Também as desgraças mais fulminantes o acometeram. Em 1814 ele caiu. Os russos, austríacos e prussianos invadiram a França, e ele foi deposto. Tão odiado a ponto de ter que caminhar para o Sul da França e ali tomar um pequeno navio que o conduziria a seu exílio, uma ilha pequena no Mediterrâneo, onde ele tinha o título ridículo de “Rei da Ilha de Elba”. E ele, para quem era  bondade receber um rei, começou a anunciar que Sua Majestade, o Rei da Ilha de Elba, Napoleão Bonaparte receberia todas as pessoas de passagem pela ilha que quisessem conhecê-lo. E se transformou, assim, numa espécie de atração turística, para ter gente com quem conversar.

Em certo momento, as situações políticas lhe são favoráveis, há mil circunstâncias, e ele volta para a França. Em pouco tempo está em Paris, o Rei da Casa de Bourbon foge, e Napoleão retorna ao  palácio, carregado por todos os seus fiéis, e ele é de novo o imperador dos franceses. Imaginem a ebriedade de dormir na cama que ele tinha deixado, servido novamente pelos cortesões
no palácio que ele perdera.

Pois bem, ao cabo de cem dias, exatamente, ele sofre uma derrota em Waterloo e tem que fugir, desta vez para o Norte, onde ele toma um navio inglês, e escreve ao Rei da Inglaterra uma carta na qual ele diz: “Eu vim me refugiar junto ao mais generoso e maior dos meus adversários. Espero de vossa parte uma magnânima acolhida.”

Ao que o monarca inglês responde: “Pois não, você está preso!” Ele vai para Santa Helena, uma ilha vulcânica no meio do Oceano Atlântico, num abandono, uma coisa tremenda! Abandonado  pelos maiores amigos, ele sobe numa embarcação e se dirige ao exílio acompanhado de uma cortezinha de gente que ficara fiel a ele, que o segue para se pendurar nas abas do paletó do homem ilustre.
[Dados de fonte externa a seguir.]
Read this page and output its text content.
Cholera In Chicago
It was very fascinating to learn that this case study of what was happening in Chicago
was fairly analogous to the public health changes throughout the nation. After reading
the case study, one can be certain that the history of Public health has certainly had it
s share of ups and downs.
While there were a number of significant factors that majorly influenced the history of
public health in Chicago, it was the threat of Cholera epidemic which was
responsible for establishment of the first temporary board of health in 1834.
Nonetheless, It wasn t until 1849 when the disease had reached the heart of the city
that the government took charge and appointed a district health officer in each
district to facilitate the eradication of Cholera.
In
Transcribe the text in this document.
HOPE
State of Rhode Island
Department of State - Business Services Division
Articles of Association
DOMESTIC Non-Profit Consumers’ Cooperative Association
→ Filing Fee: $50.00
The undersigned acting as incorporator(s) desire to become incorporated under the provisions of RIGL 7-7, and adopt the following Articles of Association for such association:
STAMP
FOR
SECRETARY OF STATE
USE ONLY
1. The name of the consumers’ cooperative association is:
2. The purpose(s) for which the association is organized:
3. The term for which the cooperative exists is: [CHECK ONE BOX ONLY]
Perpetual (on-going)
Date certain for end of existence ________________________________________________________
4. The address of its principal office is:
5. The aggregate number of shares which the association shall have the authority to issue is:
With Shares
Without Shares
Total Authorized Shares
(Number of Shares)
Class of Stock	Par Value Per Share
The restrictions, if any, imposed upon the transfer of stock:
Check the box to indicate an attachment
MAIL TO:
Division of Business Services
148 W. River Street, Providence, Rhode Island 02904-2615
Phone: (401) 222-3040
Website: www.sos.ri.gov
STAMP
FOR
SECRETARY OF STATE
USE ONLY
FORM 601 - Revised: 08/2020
Trinta dias de viagem, durante a qual ele passa longas horas silencioso, vendo o mar passar . Às vezes, desce para a sala de jantar onde, nas horas das refeições, tem longas conversas com pessoas de terceira ordem, que tomam nota do que ele diz para, quando ele morrer, publicarem suas confidências para ganhar dinheiro .

Desembarcam em Santa Helena e, daí a pouco, dá uma espécie de câncer no estômago dele . No fim de sua vida, ele estava tão fraco que não tinha força para levantar as pálpebras, e assim morreu.

Em determinada altura de sua vida, ainda no auge de seu triunfo, perguntaram para ele:

Qual foi o dia mais feliz de sua vida?

A resposta dele é famosa:

O dia de minha Primeira Comunhão .

Portanto, era a felicidade que ficara para trás.

Um prelúdio da felicidade futura

Mas, então, se é para caminhar cada vez mais se distanciando daquilo que nós procuramos com ebriedade, o que é a vida?

Uma vez que não posso evitar os dissabores, inquietações, desilusões, e encontro a fórmula da felicidade nas saudades dos primeiros passos de minha existência, devo compreender o seguinte: nesta vida, a felicidade é relativa.

Entretanto, Deus não seria Deus se fizesse dessa primeira felicidade originária apenas um sarcasmo: “Vive, Eu te dou uma lambiscada na taça inefável da felicidade e te solto no mar das dores. Anda”.

Não, Deus não faz isso. Ele dá ao homem uma promessa magnífica:

“Aquela felicidade que tiveste no início, meu filho, foi uma amostra da bem-aventurança  eterna  que terás no fim. Não é real que vais te afundando de infelicidade em infelicidade. Pelo contrário, a verdade é que, no fim do caminho, encontrarás a felicidade. Terás que passar pelos umbrais da morte, mas para além desta encontra-se a felicidade radiosa da qual Jesus Cristo goza no Céu. Tudo quanto foi felicidade em tua infância está para a que terás no futuro como a luz de um vaga-lume está para a de dez mil sóis reunidos. Não se pode ter ideia do que seja essa felicidade que te espera. Terás de caminhar e sofrer . Sofre com retidão e receberás esse prêmio. Caminha, afunda-te na dor, na dificuldade, com resignação e coragem, transpõe esse mar de tormentas e cai na sepultura; do outro lado será a aurora eterna! Não olha para teu passado como para a felicidade perdida. Olha para ele como a promessa da felicidade a ser adquirida.”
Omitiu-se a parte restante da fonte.